Não há lacuna legal suficiente para destinar, mesmo parcialmente, as astreintes para o Estado e não ao credor da obrigação. Por maioria, a Quarta Turma do Superior Tribunal de Justiça (STJ) rejeitou a proposta do relator, ministro Luis Felipe Salomão, de dividir a condenação. Prevaleceu o voto do ministro Marco Buzzi, que mantém a jurisprudência do tribunal.

“Embora o texto de lei não seja expresso sobre o tema”, afirmou o ministro Buzzi, “inexiste lacuna legal no ponto, pertencendo exclusivamente ao autor da ação o crédito decorrente da aplicação do instituto”.

“Quando o ordenamento processual quer destinar ao Estado o produto de uma sanção, assim o faz expressamente, estabelecendo parâmetros para sua aplicação, como bem se depreende do disposto no artigo 14 do Código de Processo Civil (CPC)”, acrescentou.

Para o ministro Buzzi, é impossível estabelecer a titularidade estatal para o recebimento das astreintes por violar o princípio constitucional da legalidade em sentido estrito e da reserva legal. Conforme o ministro, a norma que prevê penalidades deve sempre prever um patamar máximo, delimitador da discricionariedade da autoridade sancionadora.

Direito material

No voto prevalecente, o relator do acórdão apontou que a multa diária por descumprimento de obrigação de fazer ou não fazer, as astreintes, possuem função de direito material.

Segundo Buzzi, o instituto objetiva ressarcir o credor pelo tempo que se encontra privado do bem da vida tutelado, coagir indiretamente o devedor e servir como incremento à ordem judicial final ou cautelar. Para o ministro, reconhecida uma função de direito material na multa, a titularidade do credor restaria induvidosa.

Ele também ressaltou que a multa é apenas uma das providências disponíveis ao magistrado, havendo outros meios mais eficazes para alcançar a pronta satisfação do direito do credor.

Inutilidade

No caso concreto, tratou-se de ação revisional. A multa fora aplicada por conta do descumprimento da obrigação de se excluir o nome da autora de cadastros de proteção ao crédito. A solução final da ação alterou minimamente o contrato, restando certa a inadimplência da autora.

O ministro entendeu que na hipótese, as astreintes eram inúteis, já que o próprio magistrado poderia ter expedido ofício diretamente ao órgão de cadastro, para afastar o estado de mora da autora e obter a satisfação imediata da ordem judicial.

Enriquecimento ilícito

Em vista dessas circunstâncias, o relator entendeu que a redução substancial do valor da multa estipulado pelo tribunal de origem seria adequada.
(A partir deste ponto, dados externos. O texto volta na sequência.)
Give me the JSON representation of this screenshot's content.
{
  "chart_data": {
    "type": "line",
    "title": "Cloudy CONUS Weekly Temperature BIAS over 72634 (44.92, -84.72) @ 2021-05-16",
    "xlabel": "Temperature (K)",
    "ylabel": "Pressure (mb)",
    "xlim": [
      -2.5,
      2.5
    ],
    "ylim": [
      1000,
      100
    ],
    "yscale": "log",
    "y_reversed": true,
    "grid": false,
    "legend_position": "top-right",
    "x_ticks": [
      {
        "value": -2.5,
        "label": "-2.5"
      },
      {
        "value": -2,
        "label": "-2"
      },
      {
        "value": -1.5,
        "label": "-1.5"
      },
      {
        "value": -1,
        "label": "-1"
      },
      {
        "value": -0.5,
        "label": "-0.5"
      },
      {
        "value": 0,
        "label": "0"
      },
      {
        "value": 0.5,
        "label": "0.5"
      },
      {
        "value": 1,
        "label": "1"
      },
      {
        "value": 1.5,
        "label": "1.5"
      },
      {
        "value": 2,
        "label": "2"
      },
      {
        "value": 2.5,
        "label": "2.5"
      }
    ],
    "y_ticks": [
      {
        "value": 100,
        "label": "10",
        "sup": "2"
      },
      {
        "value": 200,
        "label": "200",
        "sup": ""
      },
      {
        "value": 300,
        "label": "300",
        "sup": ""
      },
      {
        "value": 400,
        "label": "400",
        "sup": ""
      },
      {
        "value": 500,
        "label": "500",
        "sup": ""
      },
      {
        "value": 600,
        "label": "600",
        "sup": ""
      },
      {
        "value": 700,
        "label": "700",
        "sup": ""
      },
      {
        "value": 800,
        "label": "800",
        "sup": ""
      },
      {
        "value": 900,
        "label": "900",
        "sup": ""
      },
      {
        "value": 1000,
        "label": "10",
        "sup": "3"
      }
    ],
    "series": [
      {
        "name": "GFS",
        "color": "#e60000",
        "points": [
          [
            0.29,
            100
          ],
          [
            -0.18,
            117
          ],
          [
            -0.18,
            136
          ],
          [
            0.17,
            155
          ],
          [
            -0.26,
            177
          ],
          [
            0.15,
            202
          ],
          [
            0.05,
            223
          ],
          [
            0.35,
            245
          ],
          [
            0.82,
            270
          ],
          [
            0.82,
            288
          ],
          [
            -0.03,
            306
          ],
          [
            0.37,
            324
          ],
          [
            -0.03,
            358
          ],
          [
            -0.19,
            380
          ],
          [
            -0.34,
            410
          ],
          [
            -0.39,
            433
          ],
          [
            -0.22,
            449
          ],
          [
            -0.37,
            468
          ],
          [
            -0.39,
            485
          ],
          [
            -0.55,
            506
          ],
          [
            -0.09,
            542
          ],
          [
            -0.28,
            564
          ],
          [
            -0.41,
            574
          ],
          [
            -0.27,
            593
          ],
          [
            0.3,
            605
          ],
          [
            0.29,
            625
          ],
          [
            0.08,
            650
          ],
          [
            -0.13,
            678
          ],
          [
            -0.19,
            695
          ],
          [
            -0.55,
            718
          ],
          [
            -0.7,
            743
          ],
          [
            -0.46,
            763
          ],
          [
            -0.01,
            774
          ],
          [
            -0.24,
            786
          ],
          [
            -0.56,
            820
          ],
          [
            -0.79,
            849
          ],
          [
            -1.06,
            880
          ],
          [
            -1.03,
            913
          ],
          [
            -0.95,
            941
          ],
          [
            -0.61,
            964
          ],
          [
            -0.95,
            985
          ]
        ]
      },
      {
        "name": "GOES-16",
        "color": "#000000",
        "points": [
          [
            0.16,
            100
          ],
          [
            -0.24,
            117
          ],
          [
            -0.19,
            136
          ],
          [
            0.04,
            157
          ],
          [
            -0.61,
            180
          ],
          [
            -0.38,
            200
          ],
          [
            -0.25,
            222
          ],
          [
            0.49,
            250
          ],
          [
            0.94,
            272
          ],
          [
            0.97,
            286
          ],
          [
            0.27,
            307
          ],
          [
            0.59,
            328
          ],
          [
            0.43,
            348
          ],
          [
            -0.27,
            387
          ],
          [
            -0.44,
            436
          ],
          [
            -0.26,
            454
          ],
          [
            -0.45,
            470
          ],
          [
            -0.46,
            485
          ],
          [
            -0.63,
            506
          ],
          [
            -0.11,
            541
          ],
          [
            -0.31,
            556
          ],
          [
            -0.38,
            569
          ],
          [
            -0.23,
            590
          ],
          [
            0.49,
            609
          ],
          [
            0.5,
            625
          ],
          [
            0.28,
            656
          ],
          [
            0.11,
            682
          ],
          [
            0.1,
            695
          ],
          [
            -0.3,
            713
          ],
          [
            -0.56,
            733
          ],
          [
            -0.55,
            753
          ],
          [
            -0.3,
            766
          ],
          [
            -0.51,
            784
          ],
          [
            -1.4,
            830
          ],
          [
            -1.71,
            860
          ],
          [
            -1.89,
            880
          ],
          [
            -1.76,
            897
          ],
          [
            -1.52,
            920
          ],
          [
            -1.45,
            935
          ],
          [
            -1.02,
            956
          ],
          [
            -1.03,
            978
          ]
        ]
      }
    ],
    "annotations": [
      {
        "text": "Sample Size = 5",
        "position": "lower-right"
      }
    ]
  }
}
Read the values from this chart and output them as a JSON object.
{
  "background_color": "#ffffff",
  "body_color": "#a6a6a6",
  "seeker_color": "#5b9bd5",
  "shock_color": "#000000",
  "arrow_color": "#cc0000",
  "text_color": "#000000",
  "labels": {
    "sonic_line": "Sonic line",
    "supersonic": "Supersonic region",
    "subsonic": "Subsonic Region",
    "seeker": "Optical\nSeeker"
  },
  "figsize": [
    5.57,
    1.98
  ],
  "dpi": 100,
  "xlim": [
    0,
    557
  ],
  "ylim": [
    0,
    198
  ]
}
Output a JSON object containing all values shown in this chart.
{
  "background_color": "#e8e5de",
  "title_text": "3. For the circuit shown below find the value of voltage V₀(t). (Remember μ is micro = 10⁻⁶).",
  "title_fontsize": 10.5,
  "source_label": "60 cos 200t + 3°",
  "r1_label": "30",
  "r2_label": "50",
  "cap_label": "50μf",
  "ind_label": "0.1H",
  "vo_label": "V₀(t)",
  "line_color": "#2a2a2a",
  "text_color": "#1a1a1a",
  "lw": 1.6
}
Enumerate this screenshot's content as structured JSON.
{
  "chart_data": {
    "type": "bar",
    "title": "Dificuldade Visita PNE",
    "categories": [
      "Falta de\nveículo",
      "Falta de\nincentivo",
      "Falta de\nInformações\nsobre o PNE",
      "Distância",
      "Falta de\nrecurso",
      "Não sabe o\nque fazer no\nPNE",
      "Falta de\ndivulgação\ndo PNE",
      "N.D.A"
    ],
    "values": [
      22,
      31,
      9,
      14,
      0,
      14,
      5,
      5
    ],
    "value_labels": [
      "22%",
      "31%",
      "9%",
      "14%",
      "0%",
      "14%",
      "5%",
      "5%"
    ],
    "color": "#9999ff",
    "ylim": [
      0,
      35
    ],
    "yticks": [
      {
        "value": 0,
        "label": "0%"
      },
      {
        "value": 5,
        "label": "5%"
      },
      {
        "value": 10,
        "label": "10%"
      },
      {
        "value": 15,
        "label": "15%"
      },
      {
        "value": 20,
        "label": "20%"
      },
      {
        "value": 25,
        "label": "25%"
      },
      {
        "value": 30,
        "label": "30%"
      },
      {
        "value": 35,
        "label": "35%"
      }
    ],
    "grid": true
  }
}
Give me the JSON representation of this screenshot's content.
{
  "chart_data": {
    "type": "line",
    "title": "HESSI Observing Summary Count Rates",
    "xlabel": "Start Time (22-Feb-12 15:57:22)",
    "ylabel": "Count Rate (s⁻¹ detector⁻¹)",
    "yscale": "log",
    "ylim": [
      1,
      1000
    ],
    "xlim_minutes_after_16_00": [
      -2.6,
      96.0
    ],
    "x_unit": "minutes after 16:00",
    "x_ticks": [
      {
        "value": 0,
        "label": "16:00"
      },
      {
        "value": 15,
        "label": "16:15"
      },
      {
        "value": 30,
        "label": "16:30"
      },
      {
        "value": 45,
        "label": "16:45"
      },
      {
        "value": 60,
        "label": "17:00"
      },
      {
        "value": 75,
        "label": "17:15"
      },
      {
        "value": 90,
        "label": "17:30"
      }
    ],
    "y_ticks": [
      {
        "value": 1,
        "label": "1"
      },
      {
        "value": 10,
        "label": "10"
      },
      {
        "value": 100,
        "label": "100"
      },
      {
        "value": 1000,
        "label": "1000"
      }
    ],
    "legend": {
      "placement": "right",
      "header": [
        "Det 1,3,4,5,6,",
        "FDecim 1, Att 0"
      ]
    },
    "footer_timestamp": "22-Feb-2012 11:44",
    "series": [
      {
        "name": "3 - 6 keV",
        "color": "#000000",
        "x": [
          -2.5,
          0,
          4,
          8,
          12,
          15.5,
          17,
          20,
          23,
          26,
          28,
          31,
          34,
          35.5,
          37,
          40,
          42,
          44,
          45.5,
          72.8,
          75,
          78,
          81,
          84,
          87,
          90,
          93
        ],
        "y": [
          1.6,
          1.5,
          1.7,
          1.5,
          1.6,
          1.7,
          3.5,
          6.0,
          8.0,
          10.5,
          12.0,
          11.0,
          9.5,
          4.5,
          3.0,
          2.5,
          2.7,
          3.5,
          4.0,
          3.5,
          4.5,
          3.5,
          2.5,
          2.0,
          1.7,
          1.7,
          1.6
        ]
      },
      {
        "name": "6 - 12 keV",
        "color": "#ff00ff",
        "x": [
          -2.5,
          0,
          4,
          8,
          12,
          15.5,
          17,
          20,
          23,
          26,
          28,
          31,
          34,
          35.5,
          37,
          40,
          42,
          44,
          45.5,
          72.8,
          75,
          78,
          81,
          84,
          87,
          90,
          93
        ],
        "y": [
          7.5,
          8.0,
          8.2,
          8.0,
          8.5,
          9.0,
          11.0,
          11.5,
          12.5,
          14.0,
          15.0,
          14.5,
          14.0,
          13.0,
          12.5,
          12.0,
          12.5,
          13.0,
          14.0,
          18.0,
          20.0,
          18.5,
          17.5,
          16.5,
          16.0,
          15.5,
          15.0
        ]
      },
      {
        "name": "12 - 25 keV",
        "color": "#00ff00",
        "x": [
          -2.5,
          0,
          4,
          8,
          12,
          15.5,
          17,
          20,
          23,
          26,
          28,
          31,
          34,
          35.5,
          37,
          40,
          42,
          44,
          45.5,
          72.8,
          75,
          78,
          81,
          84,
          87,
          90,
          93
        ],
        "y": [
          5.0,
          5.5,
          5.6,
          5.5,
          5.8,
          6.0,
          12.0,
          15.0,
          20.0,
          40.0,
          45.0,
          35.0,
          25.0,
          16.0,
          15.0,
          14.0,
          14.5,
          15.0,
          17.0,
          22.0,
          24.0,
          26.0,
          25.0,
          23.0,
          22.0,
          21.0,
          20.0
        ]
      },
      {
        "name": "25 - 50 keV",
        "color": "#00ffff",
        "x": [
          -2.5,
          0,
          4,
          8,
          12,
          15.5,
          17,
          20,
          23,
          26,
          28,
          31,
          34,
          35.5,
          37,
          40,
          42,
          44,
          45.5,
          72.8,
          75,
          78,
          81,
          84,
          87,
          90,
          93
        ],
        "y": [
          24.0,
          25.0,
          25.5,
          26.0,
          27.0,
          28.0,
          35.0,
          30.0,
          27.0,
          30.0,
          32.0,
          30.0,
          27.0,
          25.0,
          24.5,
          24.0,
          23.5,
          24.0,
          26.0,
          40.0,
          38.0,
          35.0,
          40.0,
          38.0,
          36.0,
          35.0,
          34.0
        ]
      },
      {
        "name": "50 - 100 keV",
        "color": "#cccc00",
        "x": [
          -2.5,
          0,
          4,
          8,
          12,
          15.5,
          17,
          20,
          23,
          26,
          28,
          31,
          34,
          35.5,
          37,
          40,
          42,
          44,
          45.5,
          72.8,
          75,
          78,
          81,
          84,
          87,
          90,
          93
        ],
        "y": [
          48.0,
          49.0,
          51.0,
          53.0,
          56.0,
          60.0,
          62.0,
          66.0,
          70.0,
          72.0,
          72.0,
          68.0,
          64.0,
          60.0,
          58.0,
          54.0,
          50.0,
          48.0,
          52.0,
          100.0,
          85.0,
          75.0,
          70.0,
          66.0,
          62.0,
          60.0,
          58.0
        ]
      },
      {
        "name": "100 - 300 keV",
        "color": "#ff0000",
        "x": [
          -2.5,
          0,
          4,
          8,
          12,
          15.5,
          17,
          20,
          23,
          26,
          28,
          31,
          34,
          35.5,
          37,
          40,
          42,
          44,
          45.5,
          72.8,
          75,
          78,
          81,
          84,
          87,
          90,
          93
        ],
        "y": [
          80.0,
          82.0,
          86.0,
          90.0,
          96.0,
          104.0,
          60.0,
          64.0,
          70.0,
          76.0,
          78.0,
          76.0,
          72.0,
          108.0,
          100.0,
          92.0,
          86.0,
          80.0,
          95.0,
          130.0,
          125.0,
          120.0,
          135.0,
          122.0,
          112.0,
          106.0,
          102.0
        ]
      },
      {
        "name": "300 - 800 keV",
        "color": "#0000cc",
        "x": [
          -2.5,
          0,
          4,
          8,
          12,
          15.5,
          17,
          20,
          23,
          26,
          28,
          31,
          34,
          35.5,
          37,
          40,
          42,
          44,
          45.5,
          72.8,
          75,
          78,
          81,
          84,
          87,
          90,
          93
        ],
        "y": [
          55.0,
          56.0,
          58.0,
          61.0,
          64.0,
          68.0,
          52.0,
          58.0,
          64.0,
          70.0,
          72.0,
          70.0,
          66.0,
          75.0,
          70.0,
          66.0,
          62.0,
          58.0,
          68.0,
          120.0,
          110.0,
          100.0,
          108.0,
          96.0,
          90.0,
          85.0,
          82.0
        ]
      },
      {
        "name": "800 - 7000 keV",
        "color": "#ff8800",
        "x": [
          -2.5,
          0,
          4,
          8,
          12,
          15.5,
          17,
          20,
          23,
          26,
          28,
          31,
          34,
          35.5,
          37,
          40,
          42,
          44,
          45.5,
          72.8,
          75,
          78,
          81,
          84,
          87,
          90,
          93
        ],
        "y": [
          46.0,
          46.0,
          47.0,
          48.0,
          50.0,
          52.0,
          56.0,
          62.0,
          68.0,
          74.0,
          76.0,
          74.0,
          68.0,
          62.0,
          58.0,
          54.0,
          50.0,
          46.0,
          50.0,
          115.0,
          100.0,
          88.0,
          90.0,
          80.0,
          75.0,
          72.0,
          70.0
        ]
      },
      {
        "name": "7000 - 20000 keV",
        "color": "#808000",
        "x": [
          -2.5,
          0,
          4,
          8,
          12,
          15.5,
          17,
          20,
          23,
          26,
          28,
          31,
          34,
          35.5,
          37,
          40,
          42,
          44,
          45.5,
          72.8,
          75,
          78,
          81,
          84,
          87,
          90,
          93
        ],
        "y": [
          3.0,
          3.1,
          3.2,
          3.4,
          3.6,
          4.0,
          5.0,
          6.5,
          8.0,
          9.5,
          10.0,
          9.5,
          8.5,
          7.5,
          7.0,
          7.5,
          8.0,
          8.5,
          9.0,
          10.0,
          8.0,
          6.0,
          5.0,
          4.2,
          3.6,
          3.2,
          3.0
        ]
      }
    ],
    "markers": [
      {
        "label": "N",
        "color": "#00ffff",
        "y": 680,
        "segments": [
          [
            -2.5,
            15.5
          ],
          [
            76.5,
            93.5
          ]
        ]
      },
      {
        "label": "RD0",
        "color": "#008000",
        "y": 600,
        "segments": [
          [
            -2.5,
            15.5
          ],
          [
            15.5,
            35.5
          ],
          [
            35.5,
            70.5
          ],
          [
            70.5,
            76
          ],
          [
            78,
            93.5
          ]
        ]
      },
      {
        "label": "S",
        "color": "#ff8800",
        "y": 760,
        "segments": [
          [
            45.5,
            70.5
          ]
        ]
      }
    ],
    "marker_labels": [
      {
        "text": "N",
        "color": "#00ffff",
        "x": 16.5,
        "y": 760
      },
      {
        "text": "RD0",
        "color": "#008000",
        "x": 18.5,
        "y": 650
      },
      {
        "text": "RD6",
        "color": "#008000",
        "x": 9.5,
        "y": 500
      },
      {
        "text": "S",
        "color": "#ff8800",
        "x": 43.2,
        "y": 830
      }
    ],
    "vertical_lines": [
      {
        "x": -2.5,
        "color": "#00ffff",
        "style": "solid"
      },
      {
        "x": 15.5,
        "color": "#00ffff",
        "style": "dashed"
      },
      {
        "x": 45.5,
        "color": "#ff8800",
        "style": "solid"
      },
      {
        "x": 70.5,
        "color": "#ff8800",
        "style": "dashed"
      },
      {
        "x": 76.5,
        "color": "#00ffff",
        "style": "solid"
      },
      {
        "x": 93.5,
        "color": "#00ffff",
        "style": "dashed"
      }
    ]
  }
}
A condenação somou R$ 393.600,00 ao longo de sete anos. Porém, os parâmetros do STJ arbitram cifras entre R$ 5 mil e R$ 15 mil para indenizações por registro indevido em cadastros de proteção ao crédito.

Como a autora se encontrava efetivamente inadimplente ao final da ação de conhecimento, a Turma entendeu adequado restabelecer o valor da multa ao valor fixado na sentença, evitando-se seu enriquecimento sem causa: R$ 7.932,00, corrigidos pela taxa Selic a partir de 2004.

Divergência

O relator original, ministro Luis Felipe Salomão, propunha a fixação da multa em R$ 100 mil, a ser dividida igualmente entre o Rio Grande do Sul e a autora. Para Salomão, as astreintes não poderiam servir de enriquecimento ilícito para o credor, mas tampouco perder seu caráter de coercitividade frente à parte relutante em cumprir a decisão judicial.

Como em seu entender o texto legal também seria omisso em atribuir a destinação dos valores da multa, o ministro Salomão recorria ao direito comparado para aplicar a norma do sistema português, que prevê a divisão do produto financeiro decorrente de astreintes entre o Estado e o demandante.

Para ele, a divisão resguardaria melhor tanto o direito da parte em ter satisfeita sua pretensão quanto o interesse estatal em ver cumprido o comando judicial.